A guerra fanático contra fanático (por Eduardo Fernandez Silva)

Fanático é quem “se mostra excessivamente entusiasmado, exaltado, tendo uma devoção cega a [...]

Fanático é quem “se mostra excessivamente entusiasmado, exaltado, tendo uma devoção cega a determinada causa”; aquele/a que “se acredita inspirado pelo espírito divino, iluminado.” Na mais perigosa das guerras atuais – pelos riscos que traz, pelos efeitos já causados e que ainda pode gerar – temos fanáticos brigando contra fanáticos.

A imprensa ocidental, em sua maioria, acusa os aiatolás de fanatismo e responsabiliza essa visão exaltada pelo conflito e mortes decorrentes. Mas, sem necessidade de lupa, Trump, Netanyahu e asseclas são também fanáticos.

Se a fé religiosa pode ter enlouquecido aiatolás, também a religião – como é o caso do secretário da guerra dos EUA -, mas, principalmente, a idolatria ao dinheiro e ao poder, e o ódio a quem é diferente, o descaso com leis nacionais e internacionais, entre outros, retiraram o juízo dos dirigentes ocidentais citados.
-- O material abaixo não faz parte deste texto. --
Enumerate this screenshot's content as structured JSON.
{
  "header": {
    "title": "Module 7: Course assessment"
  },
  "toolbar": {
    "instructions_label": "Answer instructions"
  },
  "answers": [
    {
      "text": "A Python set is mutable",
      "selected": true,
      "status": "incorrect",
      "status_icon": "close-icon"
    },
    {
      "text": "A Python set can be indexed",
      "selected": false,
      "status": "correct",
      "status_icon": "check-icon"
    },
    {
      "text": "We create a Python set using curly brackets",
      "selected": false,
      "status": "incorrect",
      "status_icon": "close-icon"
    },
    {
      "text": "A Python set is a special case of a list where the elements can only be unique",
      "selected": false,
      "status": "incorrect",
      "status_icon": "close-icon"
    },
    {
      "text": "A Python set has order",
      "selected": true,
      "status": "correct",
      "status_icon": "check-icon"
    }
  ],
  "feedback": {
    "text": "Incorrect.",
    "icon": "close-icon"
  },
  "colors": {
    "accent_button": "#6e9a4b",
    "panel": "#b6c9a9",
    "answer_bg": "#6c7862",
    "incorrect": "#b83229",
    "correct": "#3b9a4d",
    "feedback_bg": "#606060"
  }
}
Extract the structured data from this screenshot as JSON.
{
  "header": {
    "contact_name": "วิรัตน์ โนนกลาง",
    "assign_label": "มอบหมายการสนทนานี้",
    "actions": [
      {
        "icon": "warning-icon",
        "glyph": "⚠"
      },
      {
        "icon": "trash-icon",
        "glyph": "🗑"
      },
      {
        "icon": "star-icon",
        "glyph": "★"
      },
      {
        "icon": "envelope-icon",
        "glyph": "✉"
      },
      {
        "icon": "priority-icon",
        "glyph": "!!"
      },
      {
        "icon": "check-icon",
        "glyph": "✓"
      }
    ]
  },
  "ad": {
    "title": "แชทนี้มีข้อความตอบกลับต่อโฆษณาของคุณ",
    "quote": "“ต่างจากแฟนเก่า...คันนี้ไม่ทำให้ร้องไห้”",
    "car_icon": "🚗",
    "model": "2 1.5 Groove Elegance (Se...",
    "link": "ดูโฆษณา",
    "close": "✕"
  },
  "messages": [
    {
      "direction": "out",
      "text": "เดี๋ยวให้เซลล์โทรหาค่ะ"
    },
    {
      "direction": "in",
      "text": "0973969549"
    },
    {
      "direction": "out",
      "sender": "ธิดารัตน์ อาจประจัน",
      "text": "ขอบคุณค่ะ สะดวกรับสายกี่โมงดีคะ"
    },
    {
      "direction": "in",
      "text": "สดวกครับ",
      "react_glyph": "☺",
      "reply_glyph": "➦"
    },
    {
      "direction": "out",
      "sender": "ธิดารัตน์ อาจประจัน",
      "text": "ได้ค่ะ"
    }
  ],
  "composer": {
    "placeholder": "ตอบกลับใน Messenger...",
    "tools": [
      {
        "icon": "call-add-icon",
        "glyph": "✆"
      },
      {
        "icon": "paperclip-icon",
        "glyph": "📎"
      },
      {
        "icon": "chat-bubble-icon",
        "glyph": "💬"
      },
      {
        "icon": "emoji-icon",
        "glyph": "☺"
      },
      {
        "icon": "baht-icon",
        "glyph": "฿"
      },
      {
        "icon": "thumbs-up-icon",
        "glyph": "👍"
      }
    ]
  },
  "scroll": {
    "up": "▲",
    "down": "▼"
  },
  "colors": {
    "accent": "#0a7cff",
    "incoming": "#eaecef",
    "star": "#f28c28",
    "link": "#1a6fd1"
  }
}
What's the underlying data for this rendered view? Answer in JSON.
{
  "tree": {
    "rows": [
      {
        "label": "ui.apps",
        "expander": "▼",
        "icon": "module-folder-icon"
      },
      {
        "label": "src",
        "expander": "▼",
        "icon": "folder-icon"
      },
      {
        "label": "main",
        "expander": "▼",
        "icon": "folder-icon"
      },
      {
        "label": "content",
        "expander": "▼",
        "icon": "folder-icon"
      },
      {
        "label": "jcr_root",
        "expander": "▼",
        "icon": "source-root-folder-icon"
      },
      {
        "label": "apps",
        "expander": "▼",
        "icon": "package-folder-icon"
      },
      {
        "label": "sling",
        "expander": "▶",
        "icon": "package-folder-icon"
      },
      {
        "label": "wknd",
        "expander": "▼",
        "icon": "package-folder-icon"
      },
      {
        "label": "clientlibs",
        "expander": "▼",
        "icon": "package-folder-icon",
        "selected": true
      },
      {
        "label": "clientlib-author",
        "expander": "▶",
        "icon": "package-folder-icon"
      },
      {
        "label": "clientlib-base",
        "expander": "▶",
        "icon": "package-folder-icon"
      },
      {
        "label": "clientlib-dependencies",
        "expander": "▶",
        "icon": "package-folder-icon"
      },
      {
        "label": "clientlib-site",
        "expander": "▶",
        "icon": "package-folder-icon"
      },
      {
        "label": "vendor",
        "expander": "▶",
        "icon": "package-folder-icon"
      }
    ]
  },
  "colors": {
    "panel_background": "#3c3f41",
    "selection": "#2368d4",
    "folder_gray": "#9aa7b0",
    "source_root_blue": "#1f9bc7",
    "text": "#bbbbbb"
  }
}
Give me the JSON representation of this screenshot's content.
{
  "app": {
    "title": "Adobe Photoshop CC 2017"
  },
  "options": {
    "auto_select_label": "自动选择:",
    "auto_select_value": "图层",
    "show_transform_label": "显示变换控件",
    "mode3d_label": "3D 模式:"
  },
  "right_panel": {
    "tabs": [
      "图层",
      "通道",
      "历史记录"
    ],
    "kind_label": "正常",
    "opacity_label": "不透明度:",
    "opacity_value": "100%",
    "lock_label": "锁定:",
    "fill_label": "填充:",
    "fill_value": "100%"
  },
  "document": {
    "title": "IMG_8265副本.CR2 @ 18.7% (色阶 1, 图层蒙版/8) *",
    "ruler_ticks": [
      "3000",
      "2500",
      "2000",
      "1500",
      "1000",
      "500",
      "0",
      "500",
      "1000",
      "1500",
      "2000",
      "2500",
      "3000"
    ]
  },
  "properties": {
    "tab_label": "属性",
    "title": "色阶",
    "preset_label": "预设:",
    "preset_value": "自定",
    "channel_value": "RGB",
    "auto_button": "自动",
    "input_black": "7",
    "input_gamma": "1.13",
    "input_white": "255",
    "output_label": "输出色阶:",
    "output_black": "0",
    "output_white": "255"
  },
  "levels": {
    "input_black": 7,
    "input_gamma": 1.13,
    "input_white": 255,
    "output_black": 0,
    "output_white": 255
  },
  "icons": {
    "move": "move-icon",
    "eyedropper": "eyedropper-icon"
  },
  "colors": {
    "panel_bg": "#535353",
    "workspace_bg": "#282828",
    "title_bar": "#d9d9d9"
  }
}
Entre as características do fanático está ficar cego a fatos, acreditando apenas no que convém ao seu fanatismo. É o que dizem muitos sobre os dirigentes do Iran. Ocorre que o negacionismo de Trump quanto ao clima, de seu secretário da saúde sobre vacinas, do seu associado sobre a supremacia judaica, entre outros, ilustra que negar fatos é prática corrente dos atuais dirigentes norte-americanos-israelitas. E os genocidas que dirigem Israel querem nos fazer crer que eles matam apenas terroristas, enquanto seus inimigos só inocentes!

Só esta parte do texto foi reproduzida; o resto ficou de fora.